Mafia apriliana: per la Mamo Advertising rimane vigente l’interdittiva antimafia. A deciderlo il Tar di Latina che ha respinto il ricorso
La società che si occupa di cartellonistica pubblicitaria, riconducibile all’imprenditore apriliano Massimiliano Ambrosini, si è vista respingere il ricorso dal Tar di Latina contro l’interdittiva antimafia emessa dalla Prefettura pontina. La società rimane interdetta.
Nell’indagine “Assedio”, a figurare tra gli indagati c’è il fratello dell’imprenditore, Gianluca Ambrosini, mentre dovrà affrontare il processo che inizierà a giugno, insieme a tutti i principali coinvolti, anche lo zio dei due Ambrosini, Antonino Ziino, considerato dalla Direzione Distrettuale Antimafia come partecipe del sodalizio mafioso capeggiato da Patrizio Forniti.
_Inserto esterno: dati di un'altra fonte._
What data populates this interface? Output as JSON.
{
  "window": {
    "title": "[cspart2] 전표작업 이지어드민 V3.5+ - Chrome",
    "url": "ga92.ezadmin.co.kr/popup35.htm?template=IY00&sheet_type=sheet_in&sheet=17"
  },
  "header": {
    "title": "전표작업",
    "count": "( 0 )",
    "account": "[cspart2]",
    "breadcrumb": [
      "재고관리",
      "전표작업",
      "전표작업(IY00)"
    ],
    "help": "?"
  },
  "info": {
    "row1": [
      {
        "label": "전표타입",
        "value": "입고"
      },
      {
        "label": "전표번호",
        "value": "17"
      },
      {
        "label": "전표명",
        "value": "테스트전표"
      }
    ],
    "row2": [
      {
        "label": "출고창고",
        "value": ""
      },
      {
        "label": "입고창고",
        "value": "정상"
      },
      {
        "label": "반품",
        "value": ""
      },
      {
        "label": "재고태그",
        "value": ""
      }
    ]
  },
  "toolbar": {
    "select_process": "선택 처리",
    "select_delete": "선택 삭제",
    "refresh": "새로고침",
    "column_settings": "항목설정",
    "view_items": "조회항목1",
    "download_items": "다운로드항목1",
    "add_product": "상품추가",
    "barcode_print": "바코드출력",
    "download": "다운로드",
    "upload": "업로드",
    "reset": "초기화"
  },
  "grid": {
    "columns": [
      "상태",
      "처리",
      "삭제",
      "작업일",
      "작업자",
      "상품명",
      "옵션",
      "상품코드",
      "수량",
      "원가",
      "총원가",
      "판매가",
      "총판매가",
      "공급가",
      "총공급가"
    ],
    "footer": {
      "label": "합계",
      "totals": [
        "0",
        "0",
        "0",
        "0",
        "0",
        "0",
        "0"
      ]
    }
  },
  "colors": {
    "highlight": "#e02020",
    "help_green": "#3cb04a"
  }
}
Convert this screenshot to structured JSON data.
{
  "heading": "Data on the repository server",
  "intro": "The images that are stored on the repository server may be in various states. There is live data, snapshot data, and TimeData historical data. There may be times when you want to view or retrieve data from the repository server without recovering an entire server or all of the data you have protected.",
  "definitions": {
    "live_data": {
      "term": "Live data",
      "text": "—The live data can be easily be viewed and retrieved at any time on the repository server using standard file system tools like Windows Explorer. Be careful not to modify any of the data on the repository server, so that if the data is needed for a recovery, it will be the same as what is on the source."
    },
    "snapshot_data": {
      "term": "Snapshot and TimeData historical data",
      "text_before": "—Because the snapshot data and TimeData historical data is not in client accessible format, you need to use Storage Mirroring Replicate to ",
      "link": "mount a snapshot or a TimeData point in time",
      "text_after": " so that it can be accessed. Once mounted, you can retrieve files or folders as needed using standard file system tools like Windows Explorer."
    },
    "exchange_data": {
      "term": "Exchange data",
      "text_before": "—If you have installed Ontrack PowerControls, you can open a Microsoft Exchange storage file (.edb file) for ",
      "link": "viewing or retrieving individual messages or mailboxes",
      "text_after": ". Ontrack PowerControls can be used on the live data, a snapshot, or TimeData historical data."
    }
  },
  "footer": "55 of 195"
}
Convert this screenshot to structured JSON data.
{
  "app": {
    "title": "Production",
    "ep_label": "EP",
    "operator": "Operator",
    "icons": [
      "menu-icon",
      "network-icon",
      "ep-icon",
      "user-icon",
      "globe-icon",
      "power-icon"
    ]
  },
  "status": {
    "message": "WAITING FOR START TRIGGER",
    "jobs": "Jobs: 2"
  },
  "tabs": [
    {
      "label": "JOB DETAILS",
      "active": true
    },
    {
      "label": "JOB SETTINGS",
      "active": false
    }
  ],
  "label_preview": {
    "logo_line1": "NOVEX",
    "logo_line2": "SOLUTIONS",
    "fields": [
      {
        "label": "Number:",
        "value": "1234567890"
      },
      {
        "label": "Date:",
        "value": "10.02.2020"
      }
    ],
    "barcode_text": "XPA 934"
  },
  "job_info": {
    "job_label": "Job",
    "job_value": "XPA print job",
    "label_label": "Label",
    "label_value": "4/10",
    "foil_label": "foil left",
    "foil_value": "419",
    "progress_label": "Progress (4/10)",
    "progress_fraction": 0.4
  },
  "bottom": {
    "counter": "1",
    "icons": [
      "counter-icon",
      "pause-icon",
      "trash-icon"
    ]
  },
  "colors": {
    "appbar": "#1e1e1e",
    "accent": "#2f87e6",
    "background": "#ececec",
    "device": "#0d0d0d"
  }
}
Nel 2020, Massimiliano Ambrosini, imprenditore della nota società apriliana Mamo Advertising, fu arrestato dai Carabinieri perché nel suo garage in Via Caligola, ad Aprilia, furono trovati 20 chili di cocaina. Circa un anno dopo, il giudice per l’udienza preliminare del Tribunale di Latina, Giuseppe Cario, assolse Ambrosini il quale diceva che lui, di quella roba, non sapeva l’esistenza. L’assoluzione arrivò perché le chiavi del magazzino erano della disponibilità anche di altre persone e non poteva essere dimostrato che Ambrosini sapesse tutto ciò che veniva stoccato all’interno del deposito.
L’inchiesta della DDA e dei Carabinieri su Aprilia mette in evidenza che Ambrosini non è proprio estraneo al clan Forniti. Non solo perché Ambrosini (non indagato) è nipote di uno dei componenti del sodalizio, Antonino Ziino, che sponsorizza la ditta MA.Mo Advertising così da farle ottenere gli appalti al Comune per affissioni pubblicitarie tramite video wall e distribuzione di acqua potabile con dispencer in edifici pubblici. E non solo perché, In uno degli episodi descritti dall’indagine, Forniti e i due generi Aitoro e Salami avrebbero trasportato i 20 chili di cocaina nel magazzino, ossia proprio quelli ritrovati dai Carabinieri nel 2020. Ambrosini sarebbe stato, al contrario, perfettamente consapevole di dover custodire i carichi di droga della cosca Forniti e si sarebbe accordato con Maurizio Dei Giudici del compenso che gli sarebbe spettato.
Emerge, inoltre, da alcune conversazioni intercettate, che nel corso della detenzione di Forniti la moglie Monica Montenero si occupava anche della vigilanza sulla movimentazione dei flussi di denaro provenienti dal Lussemburgo e diretti alla famiglia del Forniti.
In una conversazione, fra la Montenero, la figlia Yesenia e il compagno di quest’ultima Salami, le due donne spiegano i meccanismi utilizzati per far uscire dal Lussemburgo il denaro del Forniti mediante l’aiuto di tale Calogero, presumibilmente Calogero Schifano, attraverso fittizie ordinazioni di materiale pubblicitario alla società Mamo Advertising, per l’appunto la società di Massimiliano Ambrosini.
Dietro regolare fatturazione, l’imprenditore pagava l’IVA sull’importo di denaro proveniente dall’ estero e poi avrebbe provveduto a farli avere alla famiglia Forniti. La figlia di Forniti, Yesenia (arrestata anche lei) si lamenta dell’IVA che la società si prende dai soldi del padre e avvisa la madre di accertarsi bene di quello che sta facendo. A quel punto la “mammasantissima” Monica Montenero, figlia del noto criminale con legami camorristici, Nino Montenero, redarguisce la figlia replicando che Calogero si sta adoprando per far uscire il denaro come faceva il padre.
La figlia avvisa la madre di segnarsi tutto, altrimento quando esce il padre ci saranno disguidi ed in particolare con una persona denominata “lo zingaro”. La Montenero gli risponde che a lei non importa nulla, invece dirà di non aver percepito alcun soldo e pertanto dovranno darli di nuovo.
È la figlia Yesenia, intercettata, a raccontare che la madre ha movimentato centomila euro da quando il padre è in carcere e la Montenero si giustifica delle tante spese da affrontare come il pagamento di quattro mutui tra cui quello della casa di Campoleone di Aprilia e in Lussemburgo.